In the experiments, we execute the diagnostic and ablation experiments to prove the significance of the proposed pixel-based module and demonstrate the effectiveness of our network. Moreover, we provide the quantitative results with six metrics to show the performance of the proposed END-Net and give the qualitative consequence to prove the feasibility of the END-Net with visualization segmentation outcomes.
In the future, we will improve the model to increase the segmentation accuracies of rare plant species with fewer data than the dominant species.
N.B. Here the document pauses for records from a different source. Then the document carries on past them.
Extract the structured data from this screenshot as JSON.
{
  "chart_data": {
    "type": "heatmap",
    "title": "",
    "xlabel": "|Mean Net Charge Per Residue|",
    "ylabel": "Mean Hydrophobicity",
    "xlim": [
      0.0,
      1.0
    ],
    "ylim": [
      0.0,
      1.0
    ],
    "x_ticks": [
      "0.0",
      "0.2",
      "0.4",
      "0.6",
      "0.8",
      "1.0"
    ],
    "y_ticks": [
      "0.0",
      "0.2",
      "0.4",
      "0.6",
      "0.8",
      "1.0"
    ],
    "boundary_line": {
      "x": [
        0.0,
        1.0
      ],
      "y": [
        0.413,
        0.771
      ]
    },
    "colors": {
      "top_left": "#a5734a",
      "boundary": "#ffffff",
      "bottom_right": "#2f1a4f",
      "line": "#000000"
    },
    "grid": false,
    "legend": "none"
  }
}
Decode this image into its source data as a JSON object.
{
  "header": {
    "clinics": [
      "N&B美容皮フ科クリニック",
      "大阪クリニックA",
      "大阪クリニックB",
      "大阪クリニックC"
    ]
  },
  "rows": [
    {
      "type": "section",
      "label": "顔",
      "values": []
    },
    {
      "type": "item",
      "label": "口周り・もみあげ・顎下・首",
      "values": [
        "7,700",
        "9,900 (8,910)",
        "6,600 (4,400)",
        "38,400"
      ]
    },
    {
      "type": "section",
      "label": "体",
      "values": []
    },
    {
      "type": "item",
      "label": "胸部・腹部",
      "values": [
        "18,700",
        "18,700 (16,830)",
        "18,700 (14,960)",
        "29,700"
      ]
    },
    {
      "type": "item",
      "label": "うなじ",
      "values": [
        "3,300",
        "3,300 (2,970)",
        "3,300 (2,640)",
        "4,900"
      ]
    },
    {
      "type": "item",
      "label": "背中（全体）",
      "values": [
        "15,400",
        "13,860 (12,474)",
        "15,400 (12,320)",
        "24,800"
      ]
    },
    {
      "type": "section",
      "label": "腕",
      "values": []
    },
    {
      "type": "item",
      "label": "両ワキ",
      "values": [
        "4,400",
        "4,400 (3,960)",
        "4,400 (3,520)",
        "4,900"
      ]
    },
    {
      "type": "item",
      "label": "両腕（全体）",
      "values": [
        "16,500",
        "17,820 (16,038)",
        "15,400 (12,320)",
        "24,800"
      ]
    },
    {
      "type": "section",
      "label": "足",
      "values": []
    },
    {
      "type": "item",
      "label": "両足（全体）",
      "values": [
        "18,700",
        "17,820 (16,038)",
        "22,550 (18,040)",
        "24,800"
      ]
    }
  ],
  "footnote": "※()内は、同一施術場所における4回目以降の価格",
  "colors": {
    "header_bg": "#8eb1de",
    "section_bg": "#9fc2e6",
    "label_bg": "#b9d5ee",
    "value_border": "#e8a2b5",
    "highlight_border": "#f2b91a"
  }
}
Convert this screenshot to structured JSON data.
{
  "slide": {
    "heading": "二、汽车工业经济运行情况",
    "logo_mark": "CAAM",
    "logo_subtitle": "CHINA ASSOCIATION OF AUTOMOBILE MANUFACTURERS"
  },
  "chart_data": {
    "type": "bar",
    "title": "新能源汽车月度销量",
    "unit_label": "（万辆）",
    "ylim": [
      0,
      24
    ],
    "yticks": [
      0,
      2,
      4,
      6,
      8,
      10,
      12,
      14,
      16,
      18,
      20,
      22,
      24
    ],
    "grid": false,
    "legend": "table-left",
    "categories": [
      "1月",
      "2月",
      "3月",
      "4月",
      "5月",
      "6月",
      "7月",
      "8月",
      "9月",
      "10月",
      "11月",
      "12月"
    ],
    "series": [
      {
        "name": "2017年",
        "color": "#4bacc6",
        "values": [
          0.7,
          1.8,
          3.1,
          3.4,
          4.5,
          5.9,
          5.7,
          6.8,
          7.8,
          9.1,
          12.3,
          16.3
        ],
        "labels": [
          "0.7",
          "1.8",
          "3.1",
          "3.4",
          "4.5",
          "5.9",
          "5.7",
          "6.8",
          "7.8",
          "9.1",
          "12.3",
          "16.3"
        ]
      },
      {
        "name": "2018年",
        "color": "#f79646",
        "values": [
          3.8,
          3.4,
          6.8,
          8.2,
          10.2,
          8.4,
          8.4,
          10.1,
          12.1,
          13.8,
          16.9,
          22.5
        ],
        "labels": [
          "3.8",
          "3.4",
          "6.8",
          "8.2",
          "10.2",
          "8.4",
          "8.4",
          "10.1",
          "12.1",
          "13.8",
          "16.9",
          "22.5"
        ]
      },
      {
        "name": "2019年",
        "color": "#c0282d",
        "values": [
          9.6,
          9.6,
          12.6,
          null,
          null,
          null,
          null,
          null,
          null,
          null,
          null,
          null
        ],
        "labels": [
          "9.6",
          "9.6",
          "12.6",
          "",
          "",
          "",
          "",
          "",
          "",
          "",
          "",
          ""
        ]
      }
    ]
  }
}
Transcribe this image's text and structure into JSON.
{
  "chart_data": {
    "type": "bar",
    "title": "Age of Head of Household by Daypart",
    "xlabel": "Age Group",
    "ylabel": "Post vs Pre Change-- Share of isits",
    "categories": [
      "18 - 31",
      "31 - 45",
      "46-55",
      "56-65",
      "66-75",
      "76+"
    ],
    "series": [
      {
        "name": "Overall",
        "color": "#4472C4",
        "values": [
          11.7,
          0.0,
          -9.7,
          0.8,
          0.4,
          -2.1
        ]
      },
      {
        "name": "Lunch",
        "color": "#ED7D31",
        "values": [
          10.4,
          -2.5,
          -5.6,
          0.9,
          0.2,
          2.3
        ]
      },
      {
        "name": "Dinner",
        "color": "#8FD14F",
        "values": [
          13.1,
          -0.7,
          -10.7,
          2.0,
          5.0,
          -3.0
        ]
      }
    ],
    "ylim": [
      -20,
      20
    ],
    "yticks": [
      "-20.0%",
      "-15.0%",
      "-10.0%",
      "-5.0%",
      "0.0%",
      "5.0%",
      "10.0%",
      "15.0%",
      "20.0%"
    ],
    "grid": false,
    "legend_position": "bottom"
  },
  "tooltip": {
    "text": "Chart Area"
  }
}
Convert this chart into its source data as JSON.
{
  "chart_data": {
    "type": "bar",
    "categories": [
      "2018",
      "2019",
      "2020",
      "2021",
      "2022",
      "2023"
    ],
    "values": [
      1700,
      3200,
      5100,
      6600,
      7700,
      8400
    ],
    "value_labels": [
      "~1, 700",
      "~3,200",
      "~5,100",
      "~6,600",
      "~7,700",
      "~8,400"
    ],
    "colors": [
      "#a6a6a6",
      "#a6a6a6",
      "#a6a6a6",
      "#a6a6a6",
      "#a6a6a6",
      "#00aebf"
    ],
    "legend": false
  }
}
More specifically, we will consider the classes’ weights into the loss strategy that makes the network pay more attention to categories with small data [
58]. In addition, we also consider using adversarial networks [
59] or various loss strategies [
60] to improve the accuracy of categories with small samples. Furthermore, we will keep collecting aerial and optical images, infrequent ones, and balance the number of categories in the dataset. More precisely, we will expand the number of rare categories, such as
Withered dicranopteris dichotoma,
Adenanthera pavonina,
Blechnum orientale, and
Miscanthus sinensis. Moreover, we will add some new sampling points to extend the number of tree species and images.